Weshalb hat sich Ihre Partei denn im letzten halben Jahr nicht erholt?
Man muss sich klar machen, aus welcher Situation wir kommen. Als ich 2015 Bürgermeister wurde, hat mir jeder gesagt, dass wir die Konsolidierung der Landesfinanzen nicht schaffen. Alle meinten: Die Schuldenbremse haltet ihr nie ein, und was 2020 kommt, das weiß auch niemand. Daher mussten wir, um dieses in unserer Verfassung verankerte Ziel zu erreichen, weitere unpopuläre Maßnahmen ergreifen. Heute stehen wir dafür aber deutlich besser da. Wir sind an einer richtigen Zeitenwende. Wir sind nicht mehr der Schuldenweltmeister, haben den Bund-Länder-Finanzausgleich erfolgreich abgeschlossen und ab 2020 gut 500 Millionen Euro mehr im Haushalt.
Aber ganz offensichtlich honorieren die Wähler das bisher nicht, sonst wären die Zahlen nicht so grottenschlecht. Gegenüber der Wahl 2015 verlieren Sie derzeit über sechs Prozent.

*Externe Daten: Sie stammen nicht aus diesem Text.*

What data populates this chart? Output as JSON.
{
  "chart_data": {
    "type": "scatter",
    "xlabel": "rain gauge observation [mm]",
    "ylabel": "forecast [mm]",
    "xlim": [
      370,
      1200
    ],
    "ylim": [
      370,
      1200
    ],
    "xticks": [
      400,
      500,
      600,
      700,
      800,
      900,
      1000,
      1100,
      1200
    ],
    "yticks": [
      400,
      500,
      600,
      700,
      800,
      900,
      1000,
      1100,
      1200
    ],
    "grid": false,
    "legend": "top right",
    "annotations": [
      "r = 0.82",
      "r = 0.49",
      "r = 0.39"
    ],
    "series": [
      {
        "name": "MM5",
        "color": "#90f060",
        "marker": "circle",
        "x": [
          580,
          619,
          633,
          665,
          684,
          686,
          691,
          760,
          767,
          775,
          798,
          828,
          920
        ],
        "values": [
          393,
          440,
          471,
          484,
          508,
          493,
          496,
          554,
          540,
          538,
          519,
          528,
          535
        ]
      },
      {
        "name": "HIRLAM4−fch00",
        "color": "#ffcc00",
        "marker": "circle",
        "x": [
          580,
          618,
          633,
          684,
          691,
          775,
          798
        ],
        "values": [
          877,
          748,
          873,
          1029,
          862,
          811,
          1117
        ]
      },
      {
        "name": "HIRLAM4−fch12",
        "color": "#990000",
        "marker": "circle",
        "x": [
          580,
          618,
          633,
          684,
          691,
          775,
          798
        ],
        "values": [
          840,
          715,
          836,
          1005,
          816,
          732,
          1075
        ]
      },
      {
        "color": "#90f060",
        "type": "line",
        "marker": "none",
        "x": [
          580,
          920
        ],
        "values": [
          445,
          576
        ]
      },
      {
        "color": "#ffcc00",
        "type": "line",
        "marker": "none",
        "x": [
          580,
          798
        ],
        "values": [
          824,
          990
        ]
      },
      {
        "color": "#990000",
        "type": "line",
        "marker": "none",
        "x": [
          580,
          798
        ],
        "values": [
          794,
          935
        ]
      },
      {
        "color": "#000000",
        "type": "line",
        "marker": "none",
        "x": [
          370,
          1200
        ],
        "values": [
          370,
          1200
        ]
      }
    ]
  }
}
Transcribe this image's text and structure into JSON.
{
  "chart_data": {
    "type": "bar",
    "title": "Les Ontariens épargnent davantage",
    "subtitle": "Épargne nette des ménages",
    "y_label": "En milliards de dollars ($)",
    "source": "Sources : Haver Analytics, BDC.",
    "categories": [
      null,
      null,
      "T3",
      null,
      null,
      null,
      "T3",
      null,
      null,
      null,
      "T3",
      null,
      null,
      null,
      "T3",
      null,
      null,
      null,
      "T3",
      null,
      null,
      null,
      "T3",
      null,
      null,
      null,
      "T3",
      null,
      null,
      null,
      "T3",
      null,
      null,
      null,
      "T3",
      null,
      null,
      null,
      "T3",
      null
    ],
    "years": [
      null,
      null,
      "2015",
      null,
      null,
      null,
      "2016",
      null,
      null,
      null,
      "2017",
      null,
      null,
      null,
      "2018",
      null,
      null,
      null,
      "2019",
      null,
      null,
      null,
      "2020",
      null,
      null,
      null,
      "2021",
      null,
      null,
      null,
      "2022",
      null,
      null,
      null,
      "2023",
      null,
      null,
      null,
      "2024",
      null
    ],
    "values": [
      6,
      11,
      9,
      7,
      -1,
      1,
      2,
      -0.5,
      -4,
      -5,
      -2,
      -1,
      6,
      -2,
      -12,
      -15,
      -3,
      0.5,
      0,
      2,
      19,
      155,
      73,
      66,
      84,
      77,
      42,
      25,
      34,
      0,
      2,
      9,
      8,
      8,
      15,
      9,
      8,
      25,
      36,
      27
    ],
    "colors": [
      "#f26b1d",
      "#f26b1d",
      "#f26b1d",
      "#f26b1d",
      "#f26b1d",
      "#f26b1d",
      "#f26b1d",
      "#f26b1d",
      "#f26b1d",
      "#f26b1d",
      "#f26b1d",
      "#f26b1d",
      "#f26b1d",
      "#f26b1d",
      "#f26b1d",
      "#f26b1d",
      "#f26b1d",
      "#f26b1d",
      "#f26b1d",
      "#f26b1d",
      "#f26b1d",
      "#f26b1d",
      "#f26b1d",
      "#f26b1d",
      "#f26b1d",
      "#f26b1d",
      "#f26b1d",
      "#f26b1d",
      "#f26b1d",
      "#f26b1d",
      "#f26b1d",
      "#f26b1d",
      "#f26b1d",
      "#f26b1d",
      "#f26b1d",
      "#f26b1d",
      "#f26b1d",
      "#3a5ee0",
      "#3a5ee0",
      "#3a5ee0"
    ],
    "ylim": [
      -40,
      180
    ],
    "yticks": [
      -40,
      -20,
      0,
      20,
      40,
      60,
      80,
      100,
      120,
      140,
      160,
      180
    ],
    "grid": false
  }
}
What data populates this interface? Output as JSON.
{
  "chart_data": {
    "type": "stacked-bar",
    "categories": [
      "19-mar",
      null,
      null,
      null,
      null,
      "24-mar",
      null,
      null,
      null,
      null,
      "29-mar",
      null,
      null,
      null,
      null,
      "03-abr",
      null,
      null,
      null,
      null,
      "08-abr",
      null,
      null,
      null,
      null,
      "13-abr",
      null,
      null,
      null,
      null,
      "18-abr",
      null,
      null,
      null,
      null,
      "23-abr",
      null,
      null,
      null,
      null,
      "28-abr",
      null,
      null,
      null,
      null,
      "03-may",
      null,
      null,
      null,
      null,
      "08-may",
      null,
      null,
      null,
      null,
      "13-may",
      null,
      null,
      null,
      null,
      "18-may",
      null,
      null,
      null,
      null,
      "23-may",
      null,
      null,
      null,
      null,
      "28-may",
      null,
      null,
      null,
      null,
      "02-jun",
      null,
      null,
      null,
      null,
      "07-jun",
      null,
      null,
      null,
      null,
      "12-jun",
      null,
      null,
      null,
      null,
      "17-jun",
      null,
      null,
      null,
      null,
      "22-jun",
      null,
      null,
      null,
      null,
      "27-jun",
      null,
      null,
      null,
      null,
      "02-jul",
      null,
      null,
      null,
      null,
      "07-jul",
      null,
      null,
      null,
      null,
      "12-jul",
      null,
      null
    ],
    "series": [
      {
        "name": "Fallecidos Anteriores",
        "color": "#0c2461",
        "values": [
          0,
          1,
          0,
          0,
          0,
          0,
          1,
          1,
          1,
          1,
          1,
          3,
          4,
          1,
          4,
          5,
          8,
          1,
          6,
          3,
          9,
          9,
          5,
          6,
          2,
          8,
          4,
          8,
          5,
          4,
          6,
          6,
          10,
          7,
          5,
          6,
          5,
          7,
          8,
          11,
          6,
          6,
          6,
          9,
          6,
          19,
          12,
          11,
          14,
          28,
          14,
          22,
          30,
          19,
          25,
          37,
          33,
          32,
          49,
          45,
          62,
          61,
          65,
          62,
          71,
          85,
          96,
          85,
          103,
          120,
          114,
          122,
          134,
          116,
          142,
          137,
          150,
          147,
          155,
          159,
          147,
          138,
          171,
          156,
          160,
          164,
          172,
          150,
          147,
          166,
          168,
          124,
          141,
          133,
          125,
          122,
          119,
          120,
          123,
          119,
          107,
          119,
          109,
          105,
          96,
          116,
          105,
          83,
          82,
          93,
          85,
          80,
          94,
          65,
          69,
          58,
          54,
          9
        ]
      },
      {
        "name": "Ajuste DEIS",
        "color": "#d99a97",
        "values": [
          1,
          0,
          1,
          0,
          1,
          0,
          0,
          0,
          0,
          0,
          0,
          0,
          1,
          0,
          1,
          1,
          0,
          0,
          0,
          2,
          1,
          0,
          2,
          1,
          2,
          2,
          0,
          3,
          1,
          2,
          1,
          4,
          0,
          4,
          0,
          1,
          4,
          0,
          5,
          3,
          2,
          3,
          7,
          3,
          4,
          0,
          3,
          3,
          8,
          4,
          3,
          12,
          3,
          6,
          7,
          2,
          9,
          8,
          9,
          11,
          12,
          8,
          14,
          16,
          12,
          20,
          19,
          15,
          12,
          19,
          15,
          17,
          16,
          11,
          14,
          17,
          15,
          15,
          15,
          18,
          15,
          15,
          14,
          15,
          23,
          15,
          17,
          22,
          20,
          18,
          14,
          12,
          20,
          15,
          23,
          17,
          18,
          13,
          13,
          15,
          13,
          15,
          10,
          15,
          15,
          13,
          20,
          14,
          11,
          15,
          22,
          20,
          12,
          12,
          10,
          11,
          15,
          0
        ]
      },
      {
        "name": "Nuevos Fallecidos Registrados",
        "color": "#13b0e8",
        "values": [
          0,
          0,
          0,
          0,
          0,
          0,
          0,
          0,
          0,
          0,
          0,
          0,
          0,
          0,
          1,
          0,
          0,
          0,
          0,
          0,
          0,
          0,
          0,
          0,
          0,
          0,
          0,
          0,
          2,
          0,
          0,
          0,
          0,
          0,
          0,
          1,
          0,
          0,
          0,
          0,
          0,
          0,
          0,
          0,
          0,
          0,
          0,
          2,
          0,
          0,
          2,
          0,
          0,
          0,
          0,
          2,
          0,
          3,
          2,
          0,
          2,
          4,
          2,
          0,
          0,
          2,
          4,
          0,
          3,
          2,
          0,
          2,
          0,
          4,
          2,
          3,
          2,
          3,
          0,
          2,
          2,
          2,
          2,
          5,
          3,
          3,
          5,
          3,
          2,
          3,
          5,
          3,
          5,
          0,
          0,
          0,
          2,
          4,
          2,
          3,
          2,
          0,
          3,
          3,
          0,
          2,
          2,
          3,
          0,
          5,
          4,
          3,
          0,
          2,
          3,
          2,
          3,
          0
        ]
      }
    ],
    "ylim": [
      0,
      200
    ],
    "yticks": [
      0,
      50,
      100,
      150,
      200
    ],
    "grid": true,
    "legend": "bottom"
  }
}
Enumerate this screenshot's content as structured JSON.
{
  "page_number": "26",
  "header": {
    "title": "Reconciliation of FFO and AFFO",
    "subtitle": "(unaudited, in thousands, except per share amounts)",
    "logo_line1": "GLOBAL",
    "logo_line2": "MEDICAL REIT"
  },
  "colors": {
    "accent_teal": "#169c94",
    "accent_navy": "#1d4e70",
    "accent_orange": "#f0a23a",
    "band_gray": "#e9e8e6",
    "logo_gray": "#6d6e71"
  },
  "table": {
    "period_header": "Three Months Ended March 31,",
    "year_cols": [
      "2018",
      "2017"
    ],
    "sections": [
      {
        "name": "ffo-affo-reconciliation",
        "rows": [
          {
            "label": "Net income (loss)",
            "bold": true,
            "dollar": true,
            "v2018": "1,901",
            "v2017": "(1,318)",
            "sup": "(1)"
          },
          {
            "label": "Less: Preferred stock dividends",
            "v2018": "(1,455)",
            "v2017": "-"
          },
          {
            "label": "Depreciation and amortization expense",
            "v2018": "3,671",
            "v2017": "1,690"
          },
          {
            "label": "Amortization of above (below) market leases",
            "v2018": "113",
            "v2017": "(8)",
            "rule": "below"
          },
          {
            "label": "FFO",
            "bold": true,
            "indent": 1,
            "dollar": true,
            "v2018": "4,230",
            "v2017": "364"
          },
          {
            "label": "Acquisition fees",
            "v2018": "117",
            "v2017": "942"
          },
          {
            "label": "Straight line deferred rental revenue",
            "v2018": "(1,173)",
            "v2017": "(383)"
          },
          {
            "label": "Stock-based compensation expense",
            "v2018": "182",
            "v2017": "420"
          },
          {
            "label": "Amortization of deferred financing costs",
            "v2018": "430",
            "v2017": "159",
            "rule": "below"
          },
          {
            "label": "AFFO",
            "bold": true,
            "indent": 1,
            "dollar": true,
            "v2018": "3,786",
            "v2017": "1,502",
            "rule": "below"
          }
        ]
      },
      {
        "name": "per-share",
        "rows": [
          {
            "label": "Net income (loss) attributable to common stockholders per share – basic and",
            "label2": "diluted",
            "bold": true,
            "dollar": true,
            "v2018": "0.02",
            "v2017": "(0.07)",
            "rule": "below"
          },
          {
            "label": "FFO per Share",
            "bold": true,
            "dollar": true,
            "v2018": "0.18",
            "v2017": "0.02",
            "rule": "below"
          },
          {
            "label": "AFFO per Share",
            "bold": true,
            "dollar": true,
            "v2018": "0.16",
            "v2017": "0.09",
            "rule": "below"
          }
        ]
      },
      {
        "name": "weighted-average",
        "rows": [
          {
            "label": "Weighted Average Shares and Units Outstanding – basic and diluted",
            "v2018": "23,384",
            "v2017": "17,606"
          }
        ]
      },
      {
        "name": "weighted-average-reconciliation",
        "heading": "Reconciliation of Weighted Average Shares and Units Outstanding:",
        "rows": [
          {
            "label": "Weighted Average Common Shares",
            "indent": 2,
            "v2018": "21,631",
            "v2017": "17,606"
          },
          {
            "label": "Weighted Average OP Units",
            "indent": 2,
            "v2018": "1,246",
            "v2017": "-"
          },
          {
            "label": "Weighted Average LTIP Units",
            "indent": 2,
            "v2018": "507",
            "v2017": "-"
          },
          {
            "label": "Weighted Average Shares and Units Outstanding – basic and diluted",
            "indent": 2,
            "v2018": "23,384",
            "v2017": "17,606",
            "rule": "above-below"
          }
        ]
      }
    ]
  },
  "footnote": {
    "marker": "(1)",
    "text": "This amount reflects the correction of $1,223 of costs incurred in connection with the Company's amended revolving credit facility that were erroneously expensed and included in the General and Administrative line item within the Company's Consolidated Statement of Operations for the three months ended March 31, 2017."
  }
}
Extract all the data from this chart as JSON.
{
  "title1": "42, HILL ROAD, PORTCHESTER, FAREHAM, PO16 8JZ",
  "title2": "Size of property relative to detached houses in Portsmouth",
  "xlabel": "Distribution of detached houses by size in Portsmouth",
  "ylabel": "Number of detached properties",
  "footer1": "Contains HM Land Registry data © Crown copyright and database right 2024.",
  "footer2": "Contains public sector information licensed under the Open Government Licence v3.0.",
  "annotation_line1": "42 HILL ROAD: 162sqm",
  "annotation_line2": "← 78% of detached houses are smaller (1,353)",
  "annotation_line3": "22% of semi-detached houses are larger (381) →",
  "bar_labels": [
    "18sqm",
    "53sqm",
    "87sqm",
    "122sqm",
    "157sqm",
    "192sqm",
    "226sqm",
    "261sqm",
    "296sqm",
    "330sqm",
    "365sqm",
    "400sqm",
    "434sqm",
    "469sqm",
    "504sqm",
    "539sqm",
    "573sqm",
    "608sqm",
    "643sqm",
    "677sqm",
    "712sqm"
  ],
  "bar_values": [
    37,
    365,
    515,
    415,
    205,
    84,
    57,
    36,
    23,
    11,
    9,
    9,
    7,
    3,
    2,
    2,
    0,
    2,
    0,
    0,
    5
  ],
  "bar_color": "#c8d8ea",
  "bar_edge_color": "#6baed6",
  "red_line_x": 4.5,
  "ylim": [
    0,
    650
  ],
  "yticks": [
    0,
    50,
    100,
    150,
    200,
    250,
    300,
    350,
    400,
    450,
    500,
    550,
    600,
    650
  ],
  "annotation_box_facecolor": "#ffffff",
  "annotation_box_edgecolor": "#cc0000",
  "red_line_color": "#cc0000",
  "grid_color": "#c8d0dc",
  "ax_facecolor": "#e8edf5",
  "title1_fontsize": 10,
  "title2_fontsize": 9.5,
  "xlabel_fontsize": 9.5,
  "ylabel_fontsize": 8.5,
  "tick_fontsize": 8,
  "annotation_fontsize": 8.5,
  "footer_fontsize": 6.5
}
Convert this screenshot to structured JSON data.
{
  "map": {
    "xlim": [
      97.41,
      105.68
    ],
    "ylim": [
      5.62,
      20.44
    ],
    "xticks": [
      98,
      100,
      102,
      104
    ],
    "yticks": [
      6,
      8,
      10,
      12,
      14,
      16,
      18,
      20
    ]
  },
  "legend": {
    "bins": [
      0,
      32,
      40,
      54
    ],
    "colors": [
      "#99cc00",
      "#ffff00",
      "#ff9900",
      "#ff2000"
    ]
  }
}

Noch im vergangenen Jahr haben wir darum gekämpft, die Auswirkungen des jahrelangen Sparkurses in den Griff zu bekommen. Ich nenne nur die langen Wartezeiten im Stadtamt, die wir behoben haben, oder den Ganztagsschulausbau, den wir jetzt vorantreiben. Lange war unklar, ob wir den Haushalt 2018/19 meistern können. Auch das ist gelungen, und die Handlungsmöglichkeiten, die wir jetzt haben, die nutzen wir. Für den Bürgerservice, die Schulen und Kindergärten, für mehr Wohnungen und für Arbeitsplätze und eine starke Wirtschaft. Ich kann aber gut verstehen, dass viele sagen: Wir sehen davon noch zu wenig. In einigen Bereichen wird das auch noch etwas dauern, viele Verbesserungen laufen erst an.
Sie genießen offenbar keinen Amtsbonus als Bürgermeister, anders als viele Ihrer Vorgänger. Warum haben Sie es bisher nicht geschafft, sich einen solchen Bonus zu erarbeiten?
Die drei Jahre, in denen ich jetzt Bürgermeister bin, waren vor allem von den genannten Problemen geprägt. Wir haben Bremen natürlich einiges zumuten müssen. Das ist keine Zeit, in der Boni verteilt werden.
Profil und Respekt kann man sich durchaus auch als Krisenmanager verschaffen, der ein Gemeinwesen durch eine harte Zeit führt. Bei Ihnen klappt das aber nicht.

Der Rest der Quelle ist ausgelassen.